Petit à petit, elle fait des rencontres à travers les réseaux sociaux et se retrouve invitée à des événements dans lesquels on trouve uniquement des juristes sous pseudonyme qui deviennent une sorte de « seconde famille ». Elle y fait la connaissance de Christophe Calvao (Maître Chaton sur les réseaux sociaux). En 2018, Christiane Féral-Schuhl, alors présidente du Conseil national des barreaux (CNB) lui propose de faire son « premier dessin rémunéré » : la carte de vœux du CNB. Depuis, Tiphaine Mary a fait d’autres cartes de vœux pour le Conseil, a dessiné pour Lexbase, La semaine juridique, Actu-Juridique.fr, Actus des Barreaux, le Conseil de l’Ordre, la revue de l’Union des jeunes avocats (UJA)… Récemment, elle a co-signé une bande dessinée avec Christiane Féral-Schuhl, Adelaïde : Lorsque l'intelligence artificielle casse les codes (Dalloz).
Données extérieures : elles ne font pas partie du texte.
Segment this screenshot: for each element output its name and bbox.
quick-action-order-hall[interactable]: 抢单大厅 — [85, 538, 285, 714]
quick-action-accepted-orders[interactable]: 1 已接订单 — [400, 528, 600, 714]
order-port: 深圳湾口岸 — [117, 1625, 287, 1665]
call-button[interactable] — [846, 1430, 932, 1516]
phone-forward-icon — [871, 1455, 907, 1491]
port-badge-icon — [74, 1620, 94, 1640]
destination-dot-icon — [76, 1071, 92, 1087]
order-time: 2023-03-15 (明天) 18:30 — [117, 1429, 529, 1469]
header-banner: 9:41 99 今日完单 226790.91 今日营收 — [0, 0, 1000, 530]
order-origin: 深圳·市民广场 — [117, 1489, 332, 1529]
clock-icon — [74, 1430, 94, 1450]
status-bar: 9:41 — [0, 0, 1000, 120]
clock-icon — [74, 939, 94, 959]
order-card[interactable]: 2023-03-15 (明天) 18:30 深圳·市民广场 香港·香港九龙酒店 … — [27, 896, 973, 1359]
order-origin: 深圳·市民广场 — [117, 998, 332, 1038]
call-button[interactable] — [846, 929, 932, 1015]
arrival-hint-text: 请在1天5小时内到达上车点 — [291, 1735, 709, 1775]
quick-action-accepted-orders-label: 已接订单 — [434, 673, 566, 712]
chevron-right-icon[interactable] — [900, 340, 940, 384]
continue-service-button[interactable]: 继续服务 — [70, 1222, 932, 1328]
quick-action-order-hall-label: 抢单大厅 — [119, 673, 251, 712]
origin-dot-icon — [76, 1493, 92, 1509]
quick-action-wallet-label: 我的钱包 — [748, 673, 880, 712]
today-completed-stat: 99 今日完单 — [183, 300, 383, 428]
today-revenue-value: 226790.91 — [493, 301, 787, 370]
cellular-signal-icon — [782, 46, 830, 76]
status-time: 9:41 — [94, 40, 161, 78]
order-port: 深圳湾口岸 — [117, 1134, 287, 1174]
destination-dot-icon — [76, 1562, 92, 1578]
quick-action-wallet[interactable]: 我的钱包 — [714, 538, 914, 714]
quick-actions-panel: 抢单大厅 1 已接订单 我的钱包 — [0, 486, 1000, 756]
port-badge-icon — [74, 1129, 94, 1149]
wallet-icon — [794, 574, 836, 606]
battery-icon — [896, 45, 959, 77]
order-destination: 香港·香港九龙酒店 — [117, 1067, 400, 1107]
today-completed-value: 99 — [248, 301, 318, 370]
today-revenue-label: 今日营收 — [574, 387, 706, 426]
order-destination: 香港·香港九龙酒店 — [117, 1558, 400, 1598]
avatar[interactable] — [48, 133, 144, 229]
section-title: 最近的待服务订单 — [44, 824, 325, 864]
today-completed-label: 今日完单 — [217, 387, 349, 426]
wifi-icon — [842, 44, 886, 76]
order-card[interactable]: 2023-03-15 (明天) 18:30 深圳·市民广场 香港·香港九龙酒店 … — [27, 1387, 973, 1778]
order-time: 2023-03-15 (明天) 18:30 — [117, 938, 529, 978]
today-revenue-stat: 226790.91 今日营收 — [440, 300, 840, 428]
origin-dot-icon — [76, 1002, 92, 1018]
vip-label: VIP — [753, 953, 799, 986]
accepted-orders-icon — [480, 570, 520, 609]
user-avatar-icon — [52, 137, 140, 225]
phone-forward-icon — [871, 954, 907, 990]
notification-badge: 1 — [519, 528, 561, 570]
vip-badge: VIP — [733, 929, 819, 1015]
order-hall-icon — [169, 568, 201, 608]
« Quand on est artiste, on n’est pas vraiment pris au sérieux »

Aujourd’hui, cela fait quatre ans que Tiphaine Mary a installé son cabinet d’avocat. « Ça se passe bien, c'était la meilleure décision », estime-t-elle sans non plus occulter les difficultés : l’absence de rémunération fixe, les charges importantes... Bien qu’elle ait été formée au pénal, elle s’épanouit pleinement en droit de la famille, matière dans laquelle elle trouve du sens : « Je trouve qu’on peut vraiment changer des vies, notamment celle des enfants. Quand on arrive à trouver des accords et à les faire sortir d'une situation de violence par exemple. »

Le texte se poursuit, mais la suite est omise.